En présentant la Bhagavad-gītā telle qu’elle est, nous n’avons pas d’autre motivation que d’offrir à l’étudiant encore conditionné une direction spirituelle qui le mènera au but que Kṛṣṇa propose aux êtres vivants, lorsqu’en chaque jour de Brahmā (c’est-à-dire chaque cycle de 8600000000 d’années) Il descend sur notre planète. Cette destinée est parfaitement décrite dans la Bhagavad-gītā et nous devons la reconnaître comme telle, faute de quoi, on s’évertuera en vain à essayer de comprendre l’ouvrage, tout comme on cherchera vainement à connaître Celui qui l’énonça, Kṛṣṇa. Il y a des centaines de millions d’années, le Seigneur enseigna en tout premier lieu la Bhagavad-gītā au deva du soleil. C’est un fait qu’il faut accepter pour comprendre la signification historique de celle-ci sans faussement l’interpréter, sur la base de l’autorité de Kṛṣṇa. Interpréter la Bhagavad-gītā sans se référer à la volonté du Seigneur, c’est commettre la plus grande des offenses. Aussi, afin de se garder d’un tel outrage, on doit, comme le fit directement Arjuna, Son premier disciple, comprendre que Kṛṣṇa est Dieu, la Personne Suprême. Saisir ainsi le sens de la Bhagavad-gītā constitue la voie authentique, dont on peut affirmer qu’elle est la plus propice au bien-être de la société, car elle permet à l’homme de s’acquitter de la mission qui lui est échue en tant qu’être humain.

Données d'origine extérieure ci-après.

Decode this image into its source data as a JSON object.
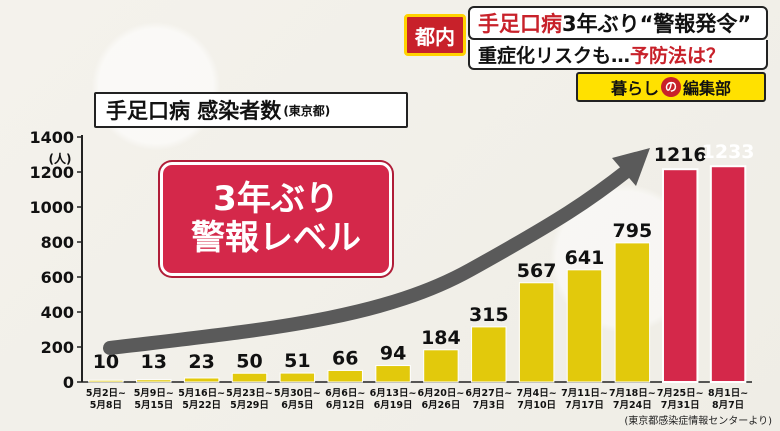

La voie de la conscience de Kṛṣṇa est essentielle pour la société humaine car elle offre d’atteindre la perfection de l’existence. Comment ? C’est ce qu’explique dans tous les détails la Bhagavad-gītā. Malheureusement, certains ergoteurs matérialistes se sont servis de la Bhagavad-gītā pour légitimer leurs vues démoniaques et détourner les hommes du juste entendement des principes de base de la vie. Or, chacun est tenu de connaître la grandeur de Dieu, de Kṛṣṇa, de même que la véritable position de l’être vivant. Il convient de savoir que l’être doit éternellement servir quelqu’un, et qu’à moins de servir Kṛṣṇa, il lui faut servir l’illusion, sous les diverses formes qu’engendre la combinaison des trois modes d’influence de la nature matérielle, et ainsi errer perpétuellement, prisonnier du cycle des morts et des renaissances, auquel même le māyāvādī – soi-disant libéré – reste soumis. Ce savoir est une grande science, qu’il est dans l’intérêt de tout homme d’assimiler.
En cet âge de Kali, la plupart des gens sont fascinés par l’énergie externe de Kṛṣṇa. Ils sont persuadés que s’ils parviennent à accroître les commodités matérielles de la vie, ils trouveront le bonheur. Ils mésestiment la puissante nature matérielle qui emprisonne les êtres dans ses lois rigoureuses. L’être vivant fait partie intégrante du Seigneur. C’est pourquoi il ne saurait trouver le bonheur autrement qu’en servant le Seigneur, autrement qu’en remplissant sa fonction originelle. Ensorcelé par l’illusion, il s’efforce pourtant d’accéder à ce bonheur en servant ses sens de diverses façons, et invariablement, il échoue car la plus haute perfection de l’existence consiste à servir les sens du Seigneur plutôt que les siens propres. Ce commandement du Seigneur est l’idée maîtresse de la Bhagavad-gītā. Il faut comprendre ce message essentiel que le Mouvement pour la Conscience de Kṛṣṇa s’efforce d’enseigner au monde. Du fait que nous n’altérons aucunement la Bhagavad-gītā, quiconque veut sincèrement tirer le meilleur parti de son étude doit recourir à notre mouvement. Alors parviendra-t-il, sous la conduite personnelle du Seigneur, à un entendement pratique des enseignements qu’elle contient. Nous souhaitons donc vivement que par l’étude du présent ouvrage, la Bhagavad-gītā telle qu’elle est, chacun puisse obtenir le plus grand des bienfaits. Même si un seul homme, grâce à elle, devient un pur dévot du Seigneur, nous considérerons que nos efforts ont été couronnés de succès.